SOME LENDERS PREFER TO OFFER A LINE OF CREDIT rather than a regular loan when a compensating balance is used.
DESCRIBING THE LOAN
THE NAME “COMPENSATING BALANCE” HASN'T CAUGHT ON with all lenders, even though you'll find it in financial texts like the Dictionary of Banking Terms and Dictionary of Business Terms. “Offsetting balance” is another name that is sometimes used.
GENERALLY, LENDERS WILL UNDERSTAND what you're looking for when you describe the method—“an amount of money the borrower agrees to keep in an account as a condition for getting the loan.”

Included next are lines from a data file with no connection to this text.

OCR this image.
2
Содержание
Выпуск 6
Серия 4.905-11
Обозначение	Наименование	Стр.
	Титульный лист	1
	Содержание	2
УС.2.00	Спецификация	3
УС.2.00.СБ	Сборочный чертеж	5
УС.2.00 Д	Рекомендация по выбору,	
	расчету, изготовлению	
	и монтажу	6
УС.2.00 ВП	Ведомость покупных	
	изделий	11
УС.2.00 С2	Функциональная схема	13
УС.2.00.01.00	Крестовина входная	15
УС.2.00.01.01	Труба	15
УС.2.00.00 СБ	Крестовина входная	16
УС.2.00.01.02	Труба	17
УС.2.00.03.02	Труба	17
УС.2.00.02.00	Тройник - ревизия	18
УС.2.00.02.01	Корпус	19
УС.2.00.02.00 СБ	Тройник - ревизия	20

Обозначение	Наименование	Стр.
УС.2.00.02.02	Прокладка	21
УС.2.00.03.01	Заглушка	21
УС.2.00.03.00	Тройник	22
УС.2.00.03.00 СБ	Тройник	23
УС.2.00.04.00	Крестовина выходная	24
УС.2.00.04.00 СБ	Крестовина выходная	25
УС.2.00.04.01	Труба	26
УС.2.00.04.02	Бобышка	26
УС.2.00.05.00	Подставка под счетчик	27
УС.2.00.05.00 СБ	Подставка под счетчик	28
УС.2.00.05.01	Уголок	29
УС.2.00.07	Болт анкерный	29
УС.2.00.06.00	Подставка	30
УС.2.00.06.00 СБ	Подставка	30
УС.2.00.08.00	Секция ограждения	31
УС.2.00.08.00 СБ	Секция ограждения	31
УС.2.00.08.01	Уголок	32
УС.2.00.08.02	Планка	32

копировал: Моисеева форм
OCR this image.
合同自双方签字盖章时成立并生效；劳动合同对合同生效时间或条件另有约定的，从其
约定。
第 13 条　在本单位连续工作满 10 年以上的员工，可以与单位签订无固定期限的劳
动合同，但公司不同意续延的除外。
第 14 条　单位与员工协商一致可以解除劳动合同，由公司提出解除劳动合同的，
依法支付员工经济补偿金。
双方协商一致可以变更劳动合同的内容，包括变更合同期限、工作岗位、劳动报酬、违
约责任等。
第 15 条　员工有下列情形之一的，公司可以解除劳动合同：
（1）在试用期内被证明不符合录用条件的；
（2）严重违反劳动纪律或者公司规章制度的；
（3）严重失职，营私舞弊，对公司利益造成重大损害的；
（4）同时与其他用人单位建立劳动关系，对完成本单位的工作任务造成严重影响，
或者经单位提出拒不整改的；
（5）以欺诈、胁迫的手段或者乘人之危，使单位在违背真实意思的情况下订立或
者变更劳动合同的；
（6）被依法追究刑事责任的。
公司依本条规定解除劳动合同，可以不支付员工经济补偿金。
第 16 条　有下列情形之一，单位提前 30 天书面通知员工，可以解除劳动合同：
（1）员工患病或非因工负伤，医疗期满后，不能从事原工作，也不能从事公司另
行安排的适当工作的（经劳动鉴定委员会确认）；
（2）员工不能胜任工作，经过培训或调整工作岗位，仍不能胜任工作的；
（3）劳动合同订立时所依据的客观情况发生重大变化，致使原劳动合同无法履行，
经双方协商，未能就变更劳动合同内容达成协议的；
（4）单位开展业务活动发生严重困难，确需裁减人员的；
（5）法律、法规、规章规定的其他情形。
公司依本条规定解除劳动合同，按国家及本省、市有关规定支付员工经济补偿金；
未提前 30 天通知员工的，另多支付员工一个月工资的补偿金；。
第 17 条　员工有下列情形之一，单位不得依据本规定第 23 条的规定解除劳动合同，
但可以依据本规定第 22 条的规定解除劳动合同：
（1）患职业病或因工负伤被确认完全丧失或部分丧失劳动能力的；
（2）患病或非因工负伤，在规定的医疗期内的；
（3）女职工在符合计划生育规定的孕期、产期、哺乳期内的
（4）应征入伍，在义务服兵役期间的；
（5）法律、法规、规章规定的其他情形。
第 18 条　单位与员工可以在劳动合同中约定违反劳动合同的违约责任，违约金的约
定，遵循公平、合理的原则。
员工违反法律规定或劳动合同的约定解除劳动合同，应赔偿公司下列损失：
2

WHEN APPROACHING LENDERS about this kind of loan, be prepared to describe the method and explain the type of arrangement you want. Give an example like the one above if you need to.
SHOP AROUND
AS WITH ANY LOAN, IT'S WISEST TO SHOP AROUND at many different lenders. If one lender turns down a request for a compensating balance loan, the next one might make the loan that you, or your client, need.
TO GET THIS TYPE OF LOAN, YOUR BEST BET is to go to commercial banks or credit unions. A list of commercial banks can be obtained from the Federal Deposit Insurance Corporation (FDIC) at fdic.gov. A list of credit unions can be obtained from the National Credit Union Administration (NCUA) at ncua.gov.
TIPS FOR GETTING A COMPENSATING BALANCE LOAN
  1. The larger the compensating balance in the borrower's account, the easier it may be to get a compensating balance loan.
  2. To set up a compensating balance loan, the borrower should establish a deposit account with the lender where the loan is requested.
  3. Some lenders may offer a line of credit instead of a regular term loan. Borrowers should consider taking a line of credit, as it can be just as useful as a regular loan.
  4. Be prepared to describe the method and give the lender an example of the type of loan you have in mind, since the lender might not use the term “compensating balance.”
  5. It may be easier to get a compensating balance loan from a commercial bank or credit union than from other lenders, so these are good places to start. A list of commercial banks can be obtained from fdic.gov and a list of credit unions from ncua.gov.
  6. Look to large lenders and lenders with locations in your area.
  7. Shop around at different lenders. If one turns down your request, move on to the next.
  8. Keep the lender happy. The borrower should keep the full amount of the compensating balance in the account at all times. It may be helpful to keep more than this amount in the account, if possible.
  9. For the best chance at obtaining a compensating balance loan, apply for the loan through an existing business, rather than as an individual.
IF THE BORROWER CAN MAINTAIN THE AGREED-UPON COMPENSATING BALANCE amount, a compensating balance loan can be a useful tool to help fund a growing business or real estate endeavor.